For many years (2008-2014), I was involved in teaching children of manual scavengers. Teaching is a deeply fulfilling task and Coronavirus has taught us the importance of being well-informed and adaptive in the face of uncertainty.

‘Teaching My Kid In Lockdown, I Rediscovered Many Subjects’

Col Vishal Ahlawat of Delhi Cantt says lockdown provided him ample time to be with family. Besides, he brushed up various subjects while teaching his eight-year-old daughter

The lockdown due to Coronavirus may be difficult in certain aspects, but in some it’s a blessing in disguise. Post-lockdown I have been able to spend a lot of time with my daughter Parnika (8), who is in Class 4. Before lockdown she used to attend tuition classes as well, but now they have been called off. We both enjoy our time together a lot, even if most of the times it is about her studies. I love seeing how confident, curious and yet open-minded my daughter is to learn new things and through newer mediums.

She has her online school classes four days a week. Most of the days her classes get over around 12.30 pm and after a break, she and I sit together to help her revise. It is actually more a revision for me and I am re-brushing my skills in various subjects.

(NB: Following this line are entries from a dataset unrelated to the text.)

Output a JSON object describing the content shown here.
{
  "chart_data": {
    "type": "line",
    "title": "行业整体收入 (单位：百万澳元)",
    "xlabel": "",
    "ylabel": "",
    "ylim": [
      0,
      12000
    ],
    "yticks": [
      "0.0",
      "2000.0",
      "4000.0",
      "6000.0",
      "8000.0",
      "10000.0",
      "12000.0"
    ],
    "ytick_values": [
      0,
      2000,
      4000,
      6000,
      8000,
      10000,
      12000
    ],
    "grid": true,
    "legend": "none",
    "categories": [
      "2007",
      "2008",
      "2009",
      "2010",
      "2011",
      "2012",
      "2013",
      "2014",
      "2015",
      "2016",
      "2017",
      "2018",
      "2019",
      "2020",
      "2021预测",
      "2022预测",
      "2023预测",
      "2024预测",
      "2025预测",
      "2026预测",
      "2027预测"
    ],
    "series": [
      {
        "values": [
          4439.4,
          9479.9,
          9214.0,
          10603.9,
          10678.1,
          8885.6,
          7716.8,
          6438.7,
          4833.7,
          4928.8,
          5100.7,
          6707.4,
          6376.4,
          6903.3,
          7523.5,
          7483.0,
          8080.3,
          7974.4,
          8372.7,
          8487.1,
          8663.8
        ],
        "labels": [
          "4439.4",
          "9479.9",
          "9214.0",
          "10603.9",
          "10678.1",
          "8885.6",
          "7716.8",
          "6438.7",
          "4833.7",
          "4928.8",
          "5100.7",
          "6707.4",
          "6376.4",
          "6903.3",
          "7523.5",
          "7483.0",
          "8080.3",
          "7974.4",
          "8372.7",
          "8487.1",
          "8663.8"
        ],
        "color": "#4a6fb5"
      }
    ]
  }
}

ALSO READ: ‘My Children Turned Into Prospective Chefs’

I am mesmerised by how wonderful English grammar is. The generation that we belong to, our education system didn’t really encourage understanding a subject but rote learning. So back then we might have memorised a lot of grammar, but now I am truly beginning to see its beauty. I love it how my daughter doesn’t mind asking the smallest of questions until she understands a topic in its totality. She is teaching me rather to be able to ask questions without hesitating.

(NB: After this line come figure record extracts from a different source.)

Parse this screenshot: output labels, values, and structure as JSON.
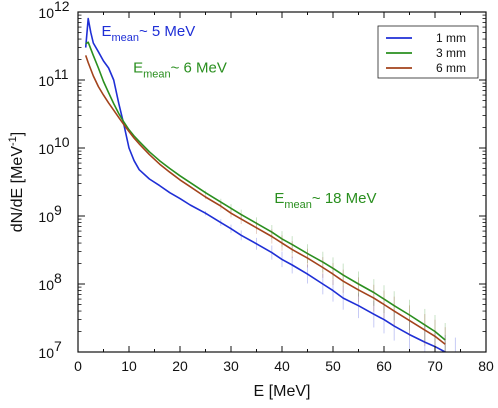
{
  "chart_data": {
    "type": "line",
    "title": "",
    "xlabel": "E [MeV]",
    "ylabel_main": "dN/dE [MeV",
    "ylabel_sup": "-1",
    "ylabel_close": "]",
    "xlim": [
      0,
      80
    ],
    "ylim": [
      10000000.0,
      1000000000000.0
    ],
    "yscale": "log",
    "x_ticks": [
      0,
      10,
      20,
      30,
      40,
      50,
      60,
      70,
      80
    ],
    "x_tick_labels": [
      "0",
      "10",
      "20",
      "30",
      "40",
      "50",
      "60",
      "70",
      "80"
    ],
    "y_ticks": [
      10000000.0,
      100000000.0,
      1000000000.0,
      10000000000.0,
      100000000000.0,
      1000000000000.0
    ],
    "y_tick_labels": [
      {
        "base": "10",
        "exp": "7"
      },
      {
        "base": "10",
        "exp": "8"
      },
      {
        "base": "10",
        "exp": "9"
      },
      {
        "base": "10",
        "exp": "10"
      },
      {
        "base": "10",
        "exp": "11"
      },
      {
        "base": "10",
        "exp": "12"
      }
    ],
    "legend_position": "top-right",
    "series": [
      {
        "name": "1 mm",
        "color": "#1f2fd6",
        "x": [
          1.5,
          2,
          2.5,
          3,
          4,
          5,
          6,
          7,
          8,
          9,
          10,
          11,
          12,
          14,
          16,
          18,
          20,
          22,
          25,
          28,
          30,
          32,
          35,
          38,
          40,
          42,
          45,
          48,
          50,
          52,
          55,
          58,
          60,
          62,
          65,
          68,
          70,
          72,
          74
        ],
        "y": [
          300000000000.0,
          800000000000.0,
          500000000000.0,
          350000000000.0,
          260000000000.0,
          190000000000.0,
          150000000000.0,
          100000000000.0,
          45000000000.0,
          22000000000.0,
          10000000000.0,
          6500000000.0,
          4800000000.0,
          3500000000.0,
          2800000000.0,
          2200000000.0,
          1800000000.0,
          1450000000.0,
          1100000000.0,
          800000000.0,
          650000000.0,
          520000000.0,
          390000000.0,
          290000000.0,
          230000000.0,
          190000000.0,
          140000000.0,
          100000000.0,
          80000000.0,
          62000000.0,
          48000000.0,
          36000000.0,
          30000000.0,
          24000000.0,
          18000000.0,
          14000000.0,
          12000000.0,
          10000000.0,
          9000000.0
        ]
      },
      {
        "name": "3 mm",
        "color": "#2a8f1f",
        "x": [
          1.5,
          2,
          3,
          4,
          5,
          6,
          7,
          8,
          9,
          10,
          11,
          12,
          14,
          16,
          18,
          20,
          22,
          25,
          28,
          30,
          32,
          35,
          38,
          40,
          42,
          45,
          48,
          50,
          52,
          55,
          58,
          60,
          62,
          65,
          68,
          70,
          72
        ],
        "y": [
          340000000000.0,
          360000000000.0,
          230000000000.0,
          150000000000.0,
          95000000000.0,
          65000000000.0,
          45000000000.0,
          32000000000.0,
          24000000000.0,
          18500000000.0,
          15000000000.0,
          12500000000.0,
          8800000000.0,
          6500000000.0,
          5000000000.0,
          3900000000.0,
          3100000000.0,
          2200000000.0,
          1600000000.0,
          1300000000.0,
          1050000000.0,
          780000000.0,
          580000000.0,
          460000000.0,
          380000000.0,
          280000000.0,
          210000000.0,
          170000000.0,
          135000000.0,
          100000000.0,
          75000000.0,
          60000000.0,
          48000000.0,
          35000000.0,
          25000000.0,
          20000000.0,
          15000000.0
        ]
      },
      {
        "name": "6 mm",
        "color": "#a3431c",
        "x": [
          1.5,
          2,
          3,
          4,
          5,
          6,
          7,
          8,
          9,
          10,
          11,
          12,
          14,
          16,
          18,
          20,
          22,
          25,
          28,
          30,
          32,
          35,
          38,
          40,
          42,
          45,
          48,
          50,
          52,
          55,
          58,
          60,
          62,
          65,
          68,
          70,
          72
        ],
        "y": [
          230000000000.0,
          180000000000.0,
          115000000000.0,
          80000000000.0,
          60000000000.0,
          46000000000.0,
          36000000000.0,
          28000000000.0,
          22000000000.0,
          17500000000.0,
          14000000000.0,
          11500000000.0,
          8000000000.0,
          5800000000.0,
          4400000000.0,
          3400000000.0,
          2700000000.0,
          1900000000.0,
          1400000000.0,
          1100000000.0,
          900000000.0,
          670000000.0,
          500000000.0,
          400000000.0,
          320000000.0,
          240000000.0,
          175000000.0,
          140000000.0,
          110000000.0,
          82000000.0,
          62000000.0,
          50000000.0,
          40000000.0,
          29000000.0,
          21000000.0,
          17000000.0,
          13000000.0
        ]
      }
    ],
    "annotations": [
      {
        "prefix": "E",
        "sub": "mean",
        "suffix": "~ 5 MeV",
        "color": "#1f2fd6",
        "x": 4.6,
        "y": 440000000000.0
      },
      {
        "prefix": "E",
        "sub": "mean",
        "suffix": "~ 6 MeV",
        "color": "#2a8f1f",
        "x": 10.8,
        "y": 130000000000.0
      },
      {
        "prefix": "E",
        "sub": "mean",
        "suffix": "~ 18 MeV",
        "color": "#2a8f1f",
        "x": 38.5,
        "y": 1550000000.0
      }
    ]
  }
}
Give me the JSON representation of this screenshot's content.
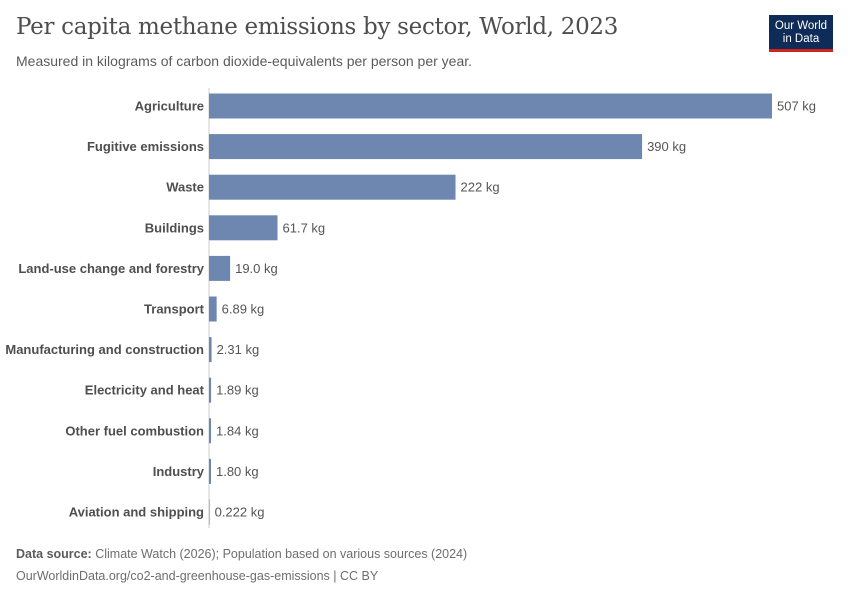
{
  "header": {
    "title": "Per capita methane emissions by sector, World, 2023",
    "subtitle": "Measured in kilograms of carbon dioxide-equivalents per person per year.",
    "logo_line1": "Our World",
    "logo_line2": "in Data"
  },
  "footer": {
    "source_label": "Data source:",
    "source_text": "Climate Watch (2026); Population based on various sources (2024)",
    "url_line": "OurWorldinData.org/co2-and-greenhouse-gas-emissions | CC BY"
  },
  "chart_data": {
    "type": "bar",
    "orientation": "horizontal",
    "title": "Per capita methane emissions by sector, World, 2023",
    "unit": "kg",
    "bar_color": "#6d87b0",
    "categories": [
      "Agriculture",
      "Fugitive emissions",
      "Waste",
      "Buildings",
      "Land-use change and forestry",
      "Transport",
      "Manufacturing and construction",
      "Electricity and heat",
      "Other fuel combustion",
      "Industry",
      "Aviation and shipping"
    ],
    "values": [
      507,
      390,
      222,
      61.7,
      19.0,
      6.89,
      2.31,
      1.89,
      1.84,
      1.8,
      0.222
    ],
    "data_labels": [
      "507 kg",
      "390 kg",
      "222 kg",
      "61.7 kg",
      "19.0 kg",
      "6.89 kg",
      "2.31 kg",
      "1.89 kg",
      "1.84 kg",
      "1.80 kg",
      "0.222 kg"
    ]
  }
}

Col Ahlawat says his daughter Parnika is open to learning through new mediums.

I am also loving teaching her Maths and Life Sciences as well. When we were in school, our Maths teacher was quite old and would take a lot of time to reach the classroom from the staff room. She had given instructions to us to keep reciting the multiplication tables for as long as she took to reach the classroom.

Such memories keep coming back when my daughter talks about her school. On one hand she says she misses interacting physically with her friends, but on the other hand she loves sleeping till late now that she doesn’t have to go to school.

ALSO READ: ‘Lockdown Hasn’t Affected A Millennial’s Life’

However, it is while teaching her Life Sciences subject that I have gone a step ahead of rebrushing my skills and have learnt many new things. Sometimes I do a double take at how deeply they are being taught about topics like: How does the Universe work? And then I am like should children so young be taught such deep things at such a young age? But it is upon the schools to decide on this. I as a grown up am enjoying reading my daughter’s Life Sciences book for right now.

During the first few days of my daughter’s online classes, even the teachers took some time to get adjusted to technology for everyday use at such a large scale. As a parent I also got to upgrade my technological skills. There are pros and cons of both classroom as well as online learning, but for right now I am enjoying the wonderful time I am getting to spend with my daughter. We laugh a lot together and learning seems to be such a fun experience. It’s like I have gone back to school again, I feel such a sense of freshness.